The heating device, wherein the concave-convex shape of the surface facing the vibration member is such that a concave portion or a convex portion is not continuous in the surface movement direction of the vibration application target material. The heating device according to claim 1 or 2,
The convex part which forms the said uneven | corrugated shape is a semicircular cross-sectional shape, The heating apparatus characterized by the above-mentioned. In the heating apparatus in any one of Claims 1 thru | or 3,
A heating apparatus, wherein a hard heat insulating layer is provided on a convex portion forming the uneven shape. In the heating apparatus in any one of Claims 1 thru | or 4,
The vibration imparting target material is configured to displace the position where the vibration member side facing surface contacts on the surface of the vibration imparting target material by moving the surface relative to the position where the vibration member side facing surface contacts.
There is no concave portion on the downstream side in the surface movement direction of the vibration application target material with respect to the portion provided with the uneven shape on the vibration member side facing surface, and the entire area of the vibration member side facing surface is in contact with the vibration application target material. A heating device comprising a flat portion. The heating device according to claim 5, wherein
The said flat part arrange | positions so that it may become a position away from the said vibration provision object material rather than the said uneven | corrugated shaped convex part. The heating device according to any one of claims 1 to 6,
The heating apparatus, wherein the vibration imparting target material is a recording medium carrying resin fine particles. The heating device according to any one of claims 1 to 7,
A vibration facing member is provided at a position facing the vibration member side facing surface, and the vibration application target material is sandwiched between the vibration member side facing surface and the surface of the vibration facing member.
A heating apparatus comprising an elastic layer on the vibration facing member. The heating device of claim 7,
A vibration facing member is provided at a position facing the vibration member side facing surface, the recording medium is sandwiched between the vibration member side facing surface and the surface of the vibration facing member, and an elastic layer is provided on the vibration facing member. Prepared,
The heating device, wherein the vibration facing member is in contact with a surface of the recording medium carrying the resin fine particles. The heating device according to any one of claims 1 to 6,
The vibration imparting target material is an endless belt,
A vibration facing member is provided at a position facing the vibration member side facing surface across the endless belt, and the endless belt is sandwiched between the vibration member side facing surface and the surface of the vibration facing member.

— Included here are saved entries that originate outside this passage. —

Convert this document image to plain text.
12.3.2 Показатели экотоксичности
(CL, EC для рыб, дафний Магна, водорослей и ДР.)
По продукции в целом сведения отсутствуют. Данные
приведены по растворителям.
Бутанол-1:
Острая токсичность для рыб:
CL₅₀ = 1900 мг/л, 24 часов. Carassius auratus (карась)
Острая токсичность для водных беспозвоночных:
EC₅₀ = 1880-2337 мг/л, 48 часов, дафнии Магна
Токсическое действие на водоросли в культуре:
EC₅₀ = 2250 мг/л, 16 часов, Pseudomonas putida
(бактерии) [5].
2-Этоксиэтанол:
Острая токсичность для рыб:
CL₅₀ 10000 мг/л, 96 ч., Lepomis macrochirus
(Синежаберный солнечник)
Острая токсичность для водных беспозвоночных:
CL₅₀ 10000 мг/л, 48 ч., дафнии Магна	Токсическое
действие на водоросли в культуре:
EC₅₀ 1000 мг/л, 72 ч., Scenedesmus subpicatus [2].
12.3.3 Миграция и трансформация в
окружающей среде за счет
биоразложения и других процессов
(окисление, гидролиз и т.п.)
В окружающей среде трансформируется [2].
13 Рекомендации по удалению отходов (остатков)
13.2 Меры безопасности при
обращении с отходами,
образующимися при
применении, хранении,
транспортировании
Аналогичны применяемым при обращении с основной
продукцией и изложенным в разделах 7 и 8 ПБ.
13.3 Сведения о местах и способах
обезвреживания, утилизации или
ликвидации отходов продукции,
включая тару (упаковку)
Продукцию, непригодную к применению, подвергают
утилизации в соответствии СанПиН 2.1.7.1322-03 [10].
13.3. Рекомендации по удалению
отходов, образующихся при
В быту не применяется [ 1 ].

A heating apparatus comprising an elastic layer on at least one of the vibration facing member and the endless belt. In a fixing device that softens or melts toner using heat generated by a heating unit and fixes the toner on a recording medium,
A fixing device using the heating device according to claim 1 as the heating means. Toner image forming means for forming a toner image on a recording medium using toner;
When the surface of the toner image carrier that carries the toner image to be transferred to the recording medium or the surface of the recording medium that carries the toner image is heated and the toner image is formed, the toner is softened or melted, An image forming apparatus including a fixing unit that fixes a toner image,
An image forming apparatus using the fixing device according to claim 11 as the fixing unit.